«The Studio», a nova aposta do streaming Apple TV+, é uma comédia satírica protagonizada por Seth Rogen, que também tem créditos de realizador em sete episódios. Esta é a história do mais recente diretor em Hollywood, e do caos que é liderar um estúdio na indústria cinematográfica.

Matt Remick (Seth Rogen), um idealista com necessidade de aprovação, torna-se, de forma mais ou menos inesperada, o diretor dos estúdios de cinema Continental. Apesar de ser um sonho, a sua missão tem tanto de ambiciosa como aparentemente impossível: revitalizar um império cinematográfico em declínio. Além das exigências impostas pelo lucro e sucesso mundial, a tarefa torna-se ainda mais complicada logo nos bastidores, devido a egos inflamados, inseguranças e decisões absurdas e verdadeiramente autodestrutivas. A mudança e a possibilidade de inovação são travadas na linha de partida por burocracia, interesses pessoais e resistência enraizada.

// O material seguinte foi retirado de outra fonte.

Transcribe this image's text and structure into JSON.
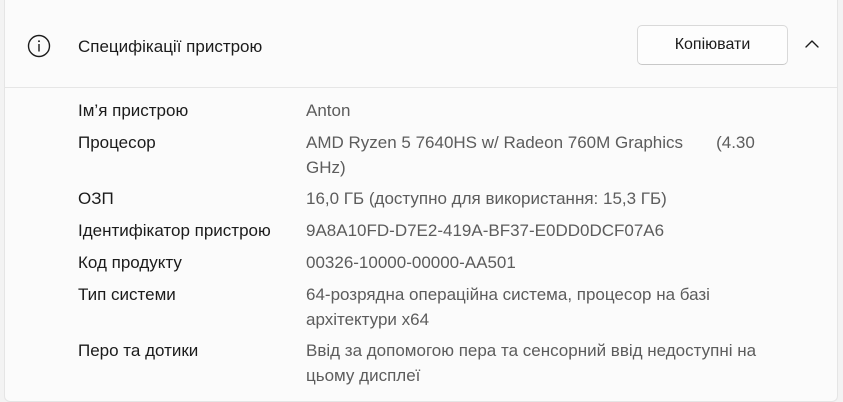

Com um elenco de peso – incluindo Catherine O’Hara, Kathryn Hahn e Ike Barinholtz, além das participações especiais de Bryan Cranston, Martin Scorsese e Ron Howard, entre outros –, «The Studio» transforma o drama corporativo em comédia sarcástica e afiada. Com nomes de peso a fazer de si próprios e personagens estereotipadas, a série constrói um retrato mordaz de Hollywood como um lugar onde o ego vale mais do que o talento, e onde decisões absurdas são tomadas em salas de reuniões cheias de insegurança e vaidades. É uma sátira que diverte e entretém, ao mesmo tempo que desconstrói, com tiradas de humor certeiro, os bastidores do entretenimento.
Ao ilustrar as pressões de manter um estúdio à tona, numa era em que as produções ditas tradicionais lutam para competir com os gigantes do streaming, a série aposta numa crítica mordaz e divertida ao estado atual da cultura pop. Com um olhar ácido e preciso sobre o funcionamento interno de Hollywood, «The Studio» faz rir, é certo, mas também desafia uma reflexão, ao expor com ironia as vaidades, os jogos de poder e a constante procura por relevância num sistema que parece cada vez mais perdido, às voltas sobre si mesmo.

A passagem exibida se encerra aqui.